Days after her unexpected death from an unusual virus, I stood in shock over her stove, struggling to work with unfamiliar pots and cooking utensils. The home I had grown up in is kosher, but I hadn't lived there for almost 20 years. Was the brown pot for meat and the silver one for dairy? Which category was kasha varnishkas anyway? And how was it possible I couldn't even ask her?
First, I heated the oil — "lots" of it. In went the sliced onions, which I was instructed to watch until "they look done." I caramelized them for a good 40 minutes, prodding them, wondering how far I could go until the point of no return between deep brown and burnt. I toasted the kasha, and did "the egg thing," mixing the grains with beaten raw egg so each one stayed separate from its fellow kernels. I boiled the bow ties in a huge pot.
When the components were done, I assembled everything in an aluminum pan as directed, in alternating layers like a parfait. Then I mixed it all together and rained salt and garlic powder over the top. It did taste like hers, and as I assessed all I had lost, I was comforted to know that this exact flavor was still here with me, still coming out of her kitchen.
Another Jewish tradition is to hold an unveiling one year after the person has died. It's a ceremony when the gravestone is revealed. But six months after Roberta died, we learned the unveiling wasn't happening. A new virus stopped the timer.

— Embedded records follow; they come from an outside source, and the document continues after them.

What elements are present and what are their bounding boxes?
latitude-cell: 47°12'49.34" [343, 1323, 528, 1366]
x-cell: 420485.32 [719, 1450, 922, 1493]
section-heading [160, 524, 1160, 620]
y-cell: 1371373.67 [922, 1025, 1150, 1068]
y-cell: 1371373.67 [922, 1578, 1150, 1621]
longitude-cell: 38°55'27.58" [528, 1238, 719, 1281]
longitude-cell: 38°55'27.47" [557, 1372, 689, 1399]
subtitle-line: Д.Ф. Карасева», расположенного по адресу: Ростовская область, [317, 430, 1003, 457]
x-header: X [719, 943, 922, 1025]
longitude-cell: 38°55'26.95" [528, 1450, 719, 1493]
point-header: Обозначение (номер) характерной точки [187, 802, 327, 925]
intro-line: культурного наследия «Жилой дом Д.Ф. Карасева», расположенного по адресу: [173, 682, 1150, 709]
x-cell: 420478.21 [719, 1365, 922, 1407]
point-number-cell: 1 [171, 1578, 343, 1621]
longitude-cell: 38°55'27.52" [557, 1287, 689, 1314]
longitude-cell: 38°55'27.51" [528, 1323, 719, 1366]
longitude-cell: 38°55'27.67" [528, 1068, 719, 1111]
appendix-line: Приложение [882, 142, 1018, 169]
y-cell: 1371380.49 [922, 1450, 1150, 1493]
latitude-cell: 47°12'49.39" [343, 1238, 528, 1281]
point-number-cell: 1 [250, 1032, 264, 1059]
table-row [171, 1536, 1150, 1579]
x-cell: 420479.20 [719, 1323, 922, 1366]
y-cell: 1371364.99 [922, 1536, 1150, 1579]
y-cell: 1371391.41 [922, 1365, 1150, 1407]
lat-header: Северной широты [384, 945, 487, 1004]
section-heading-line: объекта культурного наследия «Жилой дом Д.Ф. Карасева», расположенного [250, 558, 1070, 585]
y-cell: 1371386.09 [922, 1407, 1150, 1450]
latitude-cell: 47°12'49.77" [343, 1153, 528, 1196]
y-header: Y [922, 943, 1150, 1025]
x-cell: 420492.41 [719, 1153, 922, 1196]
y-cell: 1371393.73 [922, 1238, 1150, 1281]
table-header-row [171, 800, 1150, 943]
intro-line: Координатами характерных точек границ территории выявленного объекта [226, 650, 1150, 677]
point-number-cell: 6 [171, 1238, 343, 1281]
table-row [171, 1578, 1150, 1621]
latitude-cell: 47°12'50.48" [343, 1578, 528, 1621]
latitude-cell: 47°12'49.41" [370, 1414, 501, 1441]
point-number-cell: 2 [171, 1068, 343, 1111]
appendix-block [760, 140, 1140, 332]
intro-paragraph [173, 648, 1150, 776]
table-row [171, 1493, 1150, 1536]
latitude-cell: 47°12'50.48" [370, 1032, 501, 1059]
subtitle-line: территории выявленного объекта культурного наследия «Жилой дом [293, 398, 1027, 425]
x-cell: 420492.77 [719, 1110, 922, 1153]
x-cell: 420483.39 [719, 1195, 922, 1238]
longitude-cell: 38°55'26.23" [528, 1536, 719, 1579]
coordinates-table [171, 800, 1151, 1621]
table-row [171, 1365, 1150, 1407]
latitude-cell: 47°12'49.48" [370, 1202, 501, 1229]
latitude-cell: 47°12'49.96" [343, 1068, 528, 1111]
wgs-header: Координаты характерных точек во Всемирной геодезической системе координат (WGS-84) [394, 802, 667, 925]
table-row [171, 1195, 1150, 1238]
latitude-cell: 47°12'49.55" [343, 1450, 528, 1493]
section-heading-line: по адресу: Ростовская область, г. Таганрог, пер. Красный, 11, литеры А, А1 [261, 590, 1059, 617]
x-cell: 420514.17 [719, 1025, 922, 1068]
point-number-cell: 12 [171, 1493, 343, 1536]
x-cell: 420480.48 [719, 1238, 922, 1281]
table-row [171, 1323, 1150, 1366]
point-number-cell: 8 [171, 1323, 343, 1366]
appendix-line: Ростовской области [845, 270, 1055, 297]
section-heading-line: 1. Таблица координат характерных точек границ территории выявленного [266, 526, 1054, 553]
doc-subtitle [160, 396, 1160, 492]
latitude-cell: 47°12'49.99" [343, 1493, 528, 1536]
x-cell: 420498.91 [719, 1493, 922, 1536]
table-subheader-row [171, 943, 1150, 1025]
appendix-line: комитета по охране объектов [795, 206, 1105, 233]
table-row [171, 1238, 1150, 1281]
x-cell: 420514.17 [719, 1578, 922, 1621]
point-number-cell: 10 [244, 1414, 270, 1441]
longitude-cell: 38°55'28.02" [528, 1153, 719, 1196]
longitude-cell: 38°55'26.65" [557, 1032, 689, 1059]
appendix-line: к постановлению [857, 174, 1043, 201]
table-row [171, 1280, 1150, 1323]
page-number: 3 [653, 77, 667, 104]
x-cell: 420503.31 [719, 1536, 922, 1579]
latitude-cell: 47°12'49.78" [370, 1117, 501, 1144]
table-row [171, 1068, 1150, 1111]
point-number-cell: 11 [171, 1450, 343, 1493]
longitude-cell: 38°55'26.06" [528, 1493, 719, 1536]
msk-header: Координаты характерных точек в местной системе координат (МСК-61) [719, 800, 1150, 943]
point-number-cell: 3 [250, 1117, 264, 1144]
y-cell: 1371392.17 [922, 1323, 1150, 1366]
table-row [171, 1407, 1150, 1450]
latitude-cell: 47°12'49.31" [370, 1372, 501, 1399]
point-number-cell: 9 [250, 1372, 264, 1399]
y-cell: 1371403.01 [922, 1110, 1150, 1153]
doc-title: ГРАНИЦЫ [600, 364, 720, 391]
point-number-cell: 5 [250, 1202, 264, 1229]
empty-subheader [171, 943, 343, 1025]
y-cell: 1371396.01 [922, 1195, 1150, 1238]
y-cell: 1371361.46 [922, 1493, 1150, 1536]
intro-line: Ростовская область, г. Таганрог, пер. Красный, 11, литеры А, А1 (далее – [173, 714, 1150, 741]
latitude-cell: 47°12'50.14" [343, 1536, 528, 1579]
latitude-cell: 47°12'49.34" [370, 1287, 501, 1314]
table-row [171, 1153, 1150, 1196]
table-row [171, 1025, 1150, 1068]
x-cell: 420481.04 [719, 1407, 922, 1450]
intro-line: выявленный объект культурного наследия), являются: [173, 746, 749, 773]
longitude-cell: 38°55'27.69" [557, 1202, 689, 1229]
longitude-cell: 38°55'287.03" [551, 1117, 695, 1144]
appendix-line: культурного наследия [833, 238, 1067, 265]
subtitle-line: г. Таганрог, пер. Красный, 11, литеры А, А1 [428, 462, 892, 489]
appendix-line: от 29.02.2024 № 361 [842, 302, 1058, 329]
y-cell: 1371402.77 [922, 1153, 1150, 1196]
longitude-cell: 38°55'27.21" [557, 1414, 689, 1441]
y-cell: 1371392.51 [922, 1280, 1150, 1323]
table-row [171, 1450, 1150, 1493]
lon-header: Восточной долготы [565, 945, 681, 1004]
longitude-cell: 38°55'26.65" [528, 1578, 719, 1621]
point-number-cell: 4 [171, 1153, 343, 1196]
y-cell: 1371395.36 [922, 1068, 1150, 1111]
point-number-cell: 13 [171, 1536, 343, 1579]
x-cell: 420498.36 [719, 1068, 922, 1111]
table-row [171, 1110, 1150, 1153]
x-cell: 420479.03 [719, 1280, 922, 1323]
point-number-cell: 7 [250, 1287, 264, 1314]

At first, stonecutters stopped working; it's a profession that can't be done from home. When they resumed, they were overwhelmed by demand. COVID had taken so many lives, the one I was grieving couldn't be properly mourned. Rather than contend with a years-long wait list, I found other ways to honor my mother for the first anniversary. My dad and I defrosted a quart container of my mom's mushroom barley soup. (Funny story: the label said 5/14, which I thought meant she froze it on May 14. But as I warmed it up on the stove and smelled something acrid, I learned the hard way that it had been in the freezer for six years.)
The second and third anniversaries passed, and by the fourth year, COVID was no longer an excuse. I'd waited so long to order her memorial because I didn't know what the stone should say. The guilt over my having left her on a hillside in New Jersey in an unmarked grave made it feel impossible to act. After all this time, it had to be perfect.
I wanted it to contain everything. That she loved to travel, that she was a pillar of her synagogue, that she gave me all the love she had, leaving too little for herself. And that she cooked. She nourished us every chance she got. How do you say that in a list of "beloveds"?
When stonecutters chisel each character into stone, there's only so much you can write. I boiled down her dissertation of a kasha varnishkas recipe into six short lines that are being carved right now, on the fifth anniversary of her death. The recipe is functional, but it still shows you who she was. And it manages to give her one-of-a-kind, heavily accented voice the final word.
Roberta's Kasha Varnishkas
Caramelize 2 onions in oil.
Toast 1 c. kasha with egg, add boiling water.
Stir, cover, cook till soft.
Mix 1 lb. cooked bow ties with kasha, onions and oil.
Season with salt and garlic powder.
"Does it taste like mine? It does? Good!"
Note: Sharyn Jackson adapted her mother's recipe. You'll find kasha, or buckwheat groats, among the whole grains in the supermarket. If there is a Jewish food section, look for Wolff's brand.